In 52 years, Christianity will disappear from Britain as a living religion, according to an article in The Spectator. Damian Thompson bases his slightly mischievous projection on the rate of decline in the census. “The death rattle has begun,” Thompson wrote.
Between 2001 and 2011, the number of Christians born in Britain fell by 5.3 million, or 10,000 a week. “If that rate of decline continues, the mission of St Augustine to the English, together with that of the Irish saints to the Scots, will come to an end in 2067.”
British Anglicans fell from 40 per cent of the population 30 years ago to 17 per cent last year, while Catholics dropped from 10 per cent to 8 per cent, but they were artificially buoyed – as in Australia – by Catholic immigrants from non-Anglo minorities.
An interesting contrast to that bleak view came in a survey by the Mental Health Foundation and Canterbury District Health Board about how people in Christchurch, New Zealand, are coping four years on from the devastating earthquakes. More than 40 per cent said their religion or faith had helped them.
A public health specialist in Christchurch observed that many people, especially men, had a relatively limited number of people to whom they felt close. Communities like churches provided vital connections for people who felt isolated, and had been pillars of support, safe places with people available to listen and share.
And that, I suggest, is a very strong reason why Christianity will not “become invisible” by 2067 in either Britain or Australia.
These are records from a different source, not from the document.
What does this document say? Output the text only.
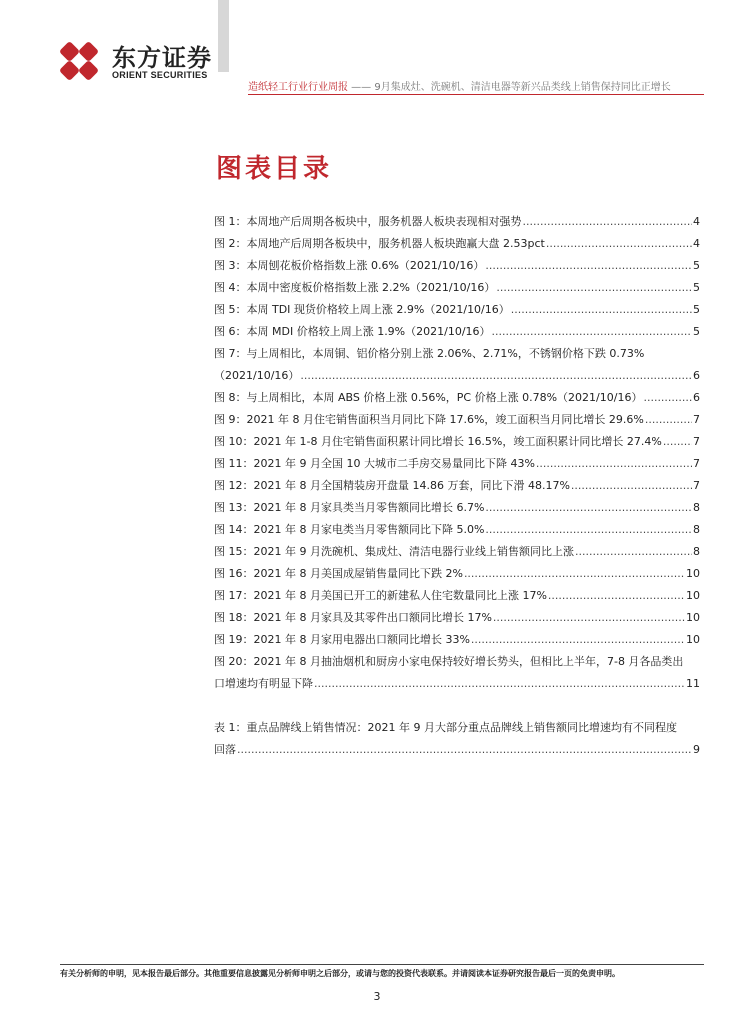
东方证券
ORIENT SECURITIES
造纸轻工行业行业周报 —— 9月集成灶、洗碗机、清洁电器等新兴品类线上销售保持同比正增长
图表目录
图 1：本周地产后周期各板块中，服务机器人板块表现相对强势 .....	4
图 2：本周地产后周期各板块中，服务机器人板块跑赢大盘 2.53pct .....	4
图 3：本周刨花板价格指数上涨 0.6%（2021/10/16） .....	5
图 4：本周中密度板价格指数上涨 2.2%（2021/10/16） .....	5
图 5：本周 TDI 现货价格较上周上涨 2.9%（2021/10/16） .....	5
图 6：本周 MDI 价格较上周上涨 1.9%（2021/10/16） .....	5
图 7：与上周相比，本周铜、铝价格分别上涨 2.06%、2.71%，不锈钢价格下跌 0.73%
（2021/10/16） .....	6
图 8：与上周相比，本周 ABS 价格上涨 0.56%，PC 价格上涨 0.78%（2021/10/16） .....	6
图 9：2021 年 8 月住宅销售面积当月同比下降 17.6%，竣工面积当月同比增长 29.6% .....	7
图 10：2021 年 1-8 月住宅销售面积累计同比增长 16.5%，竣工面积累计同比增长 27.4% .....	7
图 11：2021 年 9 月全国 10 大城市二手房交易量同比下降 43% .....	7
图 12：2021 年 8 月全国精装房开盘量 14.86 万套，同比下滑 48.17% .....	7
图 13：2021 年 8 月家具类当月零售额同比增长 6.7% .....	8
图 14：2021 年 8 月家电类当月零售额同比下降 5.0% .....	8
图 15：2021 年 9 月洗碗机、集成灶、清洁电器行业线上销售额同比上涨 .....	8
图 16：2021 年 8 月美国成屋销售量同比下跌 2% .....	10
图 17：2021 年 8 月美国已开工的新建私人住宅数量同比上涨 17% .....	10
图 18：2021 年 8 月家具及其零件出口额同比增长 17% .....	10
图 19：2021 年 8 月家用电器出口额同比增长 33% .....	10
图 20：2021 年 8 月抽油烟机和厨房小家电保持较好增长势头，但相比上半年，7-8 月各品类出
口增速均有明显下降 .....	11
表 1：重点品牌线上销售情况：2021 年 9 月大部分重点品牌线上销售额同比增速均有不同程度
回落 .....	9
有关分析师的申明，见本报告最后部分。其他重要信息披露见分析师申明之后部分，或请与您的投资代表联系。并请阅读本证券研究报告最后一页的免责申明。
3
I have no idea what the world will be like in 2067, just as people in 1963 could scarcely have imagined what life would be like in 2015. There will be advances in technology, and some changes for the better, but – and this is my prediction – as the influence of Christianity declines in wider society, so will many of the benefits it brought, such as a concern for a common wealth (this has already largely disappeared). Society will be an increasingly lonely place, another trend that is well advanced.
The churches may return more to Christianity’s plebeian roots, communities of the afflicted. As the Apostle Paul wrote to the Corinthians: “Think of what you were when you were called. Not many of you were wise by human standards; not many were influential; not many were of noble birth.”
But in that ruthless 1st century society, the compassion, connections, sense of purpose and meaning Christianity brought had powerful appeal. Human nature in 2067 will not change, and Christianity will find a new equilibrium. Despite profound challenges, it will continue to be a blessing.
Barney Zwartz is a Senior Fellow at the Centre for Public Christianity.